Agnes quirked a brow. "Information?"
"Gotta get something in return for our product," Nickels snickered, leaning back against the fence. A girl with twisty black hair whispered something in his ear; the next second, he handed over another baggie of the Good Stuff. "Secrets do just fine."
"What secret?" The shadow girl slipped her way in between Yvonne and Agnes, disappointing the both of them. "Tell me, tell me! Why is it only when I'm gone you talk about fun stuff?"
She herself had been having oodles of fun galavanting around the blacktop, doing whatever she pleased. Once recognizing the chaos as the chance to play tricks, she'd snuck behind pinched-nosed girls and pulled on their pigtails until they screamed, then dashed away cackling like a hyena.
Which is how she found her eventual way back to her companions, neither of whom had pigtails—unfortunately.
Agnes, still focused on Nickels, ignored Margot's whines. "So if you're the supplier who sells the Good Stuff for secrets, who gives the Good Stuff to you?"
"You're gettin' a lot for free here, kid," Nickels said, his eyes flashing wildly. "That answer ain't one of them."
"Kids are going missing," Yvonne blurted out, drawing all eyes to her—including Agnes' death glare.
She seethed where she stood. "You have no right—"
"Well hang on there," Nickels cut in, peering at Yvonne like a sitting duck, ready for plucking. "Now that's a pretty payment right there. Whatchu' mean kids are missing?"

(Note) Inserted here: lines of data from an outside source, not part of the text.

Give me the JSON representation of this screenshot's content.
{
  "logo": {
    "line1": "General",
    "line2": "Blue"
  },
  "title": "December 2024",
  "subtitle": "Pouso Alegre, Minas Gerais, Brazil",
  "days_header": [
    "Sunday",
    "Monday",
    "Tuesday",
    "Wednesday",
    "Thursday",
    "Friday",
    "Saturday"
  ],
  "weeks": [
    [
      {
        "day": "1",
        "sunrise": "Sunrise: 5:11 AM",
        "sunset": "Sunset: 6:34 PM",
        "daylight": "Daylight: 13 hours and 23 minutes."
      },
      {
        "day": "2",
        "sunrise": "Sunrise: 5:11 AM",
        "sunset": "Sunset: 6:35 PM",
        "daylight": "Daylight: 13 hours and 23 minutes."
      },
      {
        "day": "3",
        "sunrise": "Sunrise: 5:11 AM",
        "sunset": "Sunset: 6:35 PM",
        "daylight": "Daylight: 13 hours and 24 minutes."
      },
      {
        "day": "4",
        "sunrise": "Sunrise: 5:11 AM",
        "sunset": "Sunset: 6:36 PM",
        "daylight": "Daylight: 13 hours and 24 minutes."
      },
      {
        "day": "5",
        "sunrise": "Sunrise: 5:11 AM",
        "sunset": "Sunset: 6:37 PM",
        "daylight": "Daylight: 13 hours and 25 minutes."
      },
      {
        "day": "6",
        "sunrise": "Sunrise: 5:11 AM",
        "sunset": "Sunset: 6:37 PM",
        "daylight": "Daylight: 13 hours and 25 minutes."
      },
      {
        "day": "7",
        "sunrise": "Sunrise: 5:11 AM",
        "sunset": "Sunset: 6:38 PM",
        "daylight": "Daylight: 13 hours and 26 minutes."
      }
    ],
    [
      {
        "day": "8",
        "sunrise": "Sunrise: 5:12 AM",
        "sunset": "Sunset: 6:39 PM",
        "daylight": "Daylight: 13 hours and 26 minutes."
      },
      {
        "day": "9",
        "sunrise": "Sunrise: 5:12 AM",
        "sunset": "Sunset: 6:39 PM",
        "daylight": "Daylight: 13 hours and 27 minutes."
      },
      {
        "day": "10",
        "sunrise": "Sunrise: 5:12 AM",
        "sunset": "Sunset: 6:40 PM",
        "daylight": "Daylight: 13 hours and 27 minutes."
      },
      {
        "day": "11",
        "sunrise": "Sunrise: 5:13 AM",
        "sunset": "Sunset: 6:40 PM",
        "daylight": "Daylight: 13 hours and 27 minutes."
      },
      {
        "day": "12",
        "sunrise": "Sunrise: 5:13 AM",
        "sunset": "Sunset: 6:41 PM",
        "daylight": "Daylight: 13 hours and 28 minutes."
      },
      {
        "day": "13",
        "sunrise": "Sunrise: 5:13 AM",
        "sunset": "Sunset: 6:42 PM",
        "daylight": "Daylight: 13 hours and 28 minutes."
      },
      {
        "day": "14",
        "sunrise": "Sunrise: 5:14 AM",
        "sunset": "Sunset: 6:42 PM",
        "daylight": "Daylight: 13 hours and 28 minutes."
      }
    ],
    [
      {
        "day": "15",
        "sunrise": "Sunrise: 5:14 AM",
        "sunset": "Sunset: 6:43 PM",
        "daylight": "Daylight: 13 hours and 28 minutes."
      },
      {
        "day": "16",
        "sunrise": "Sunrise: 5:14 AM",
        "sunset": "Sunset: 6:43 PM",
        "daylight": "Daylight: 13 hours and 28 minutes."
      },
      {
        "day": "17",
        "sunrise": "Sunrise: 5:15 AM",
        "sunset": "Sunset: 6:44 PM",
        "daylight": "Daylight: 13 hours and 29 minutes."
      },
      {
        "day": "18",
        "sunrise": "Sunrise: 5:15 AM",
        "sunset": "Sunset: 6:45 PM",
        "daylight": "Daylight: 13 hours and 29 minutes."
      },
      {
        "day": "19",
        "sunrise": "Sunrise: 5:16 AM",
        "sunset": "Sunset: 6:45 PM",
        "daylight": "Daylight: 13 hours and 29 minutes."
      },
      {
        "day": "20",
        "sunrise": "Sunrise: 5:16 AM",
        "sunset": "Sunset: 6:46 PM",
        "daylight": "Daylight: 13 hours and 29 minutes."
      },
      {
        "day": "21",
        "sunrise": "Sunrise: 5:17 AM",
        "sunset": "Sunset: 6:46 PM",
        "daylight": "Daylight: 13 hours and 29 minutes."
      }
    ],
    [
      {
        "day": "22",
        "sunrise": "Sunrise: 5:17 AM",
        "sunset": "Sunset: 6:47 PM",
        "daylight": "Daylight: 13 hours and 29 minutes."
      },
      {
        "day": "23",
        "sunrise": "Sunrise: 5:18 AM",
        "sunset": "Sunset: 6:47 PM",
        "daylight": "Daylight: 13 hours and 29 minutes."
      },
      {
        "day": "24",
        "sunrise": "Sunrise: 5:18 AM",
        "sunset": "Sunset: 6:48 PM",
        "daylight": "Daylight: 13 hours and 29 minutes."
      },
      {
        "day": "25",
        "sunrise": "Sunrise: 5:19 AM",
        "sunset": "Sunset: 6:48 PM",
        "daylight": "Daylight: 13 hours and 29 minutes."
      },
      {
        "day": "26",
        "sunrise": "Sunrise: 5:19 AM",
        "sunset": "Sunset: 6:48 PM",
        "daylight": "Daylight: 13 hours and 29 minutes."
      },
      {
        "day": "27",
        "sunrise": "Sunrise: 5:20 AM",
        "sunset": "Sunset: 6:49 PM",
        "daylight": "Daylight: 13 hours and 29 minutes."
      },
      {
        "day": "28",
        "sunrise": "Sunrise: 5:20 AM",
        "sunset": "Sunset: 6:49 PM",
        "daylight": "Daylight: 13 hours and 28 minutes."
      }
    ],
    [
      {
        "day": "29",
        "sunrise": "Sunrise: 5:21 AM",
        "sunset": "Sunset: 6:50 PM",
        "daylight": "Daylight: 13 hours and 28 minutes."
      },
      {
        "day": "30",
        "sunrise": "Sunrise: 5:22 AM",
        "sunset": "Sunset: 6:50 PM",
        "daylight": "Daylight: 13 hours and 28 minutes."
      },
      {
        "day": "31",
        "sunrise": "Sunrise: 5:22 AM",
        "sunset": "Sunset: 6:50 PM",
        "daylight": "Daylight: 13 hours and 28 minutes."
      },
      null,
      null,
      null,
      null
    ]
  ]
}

"Only pig boys who snort around in the trash all day," Margot added. Agnes elbowed her in the gut—hard.
"We don't know why," Yvonne explained further, ignoring the heat of Agnes' eyes on her. "But there's been a boy missing and he's nowhere in Eldritch."
Recognition flickered in Nickels' expression. "Now that you mention it, I saw a paper on a post that said the same thing. Thought someone's parents was at it again."
"It's true. He's really missing." Despite herself, Agnes felt a bit of relief sink in; she'd feared no one had noticed her flyers at all. Still, she made sure to step on Yvonne's foot as she shifted closer to Nickels. "So, you've got your payment. How about that answer?"
Suddenly, an ear-splitting siren nearly sent them all to their knees. The final hour had come to an end, and the bell rang out the command loud and clear: get out!
It finally stopped once children began migrating towards the exits, most scurrying off in groups to avoid any solo run-ins with any adults. Our group, however, didn't budge; none of them were going anywhere until they got their answer.
"You're in luck, freckle face," Nickels sniggered, spitting at Agnes's feet one last time. "You might get a two for one special out of me, if that missing boy ends up being at the trailer too."
As the boy with the scar began to jog off, Agnes shouted after him, "What trailer?"
"The one where I get the Good Stuff. Where all the Good Stuff comes from," Nickels called back over his shoulder. "The trailer at the edge of Eldritch!"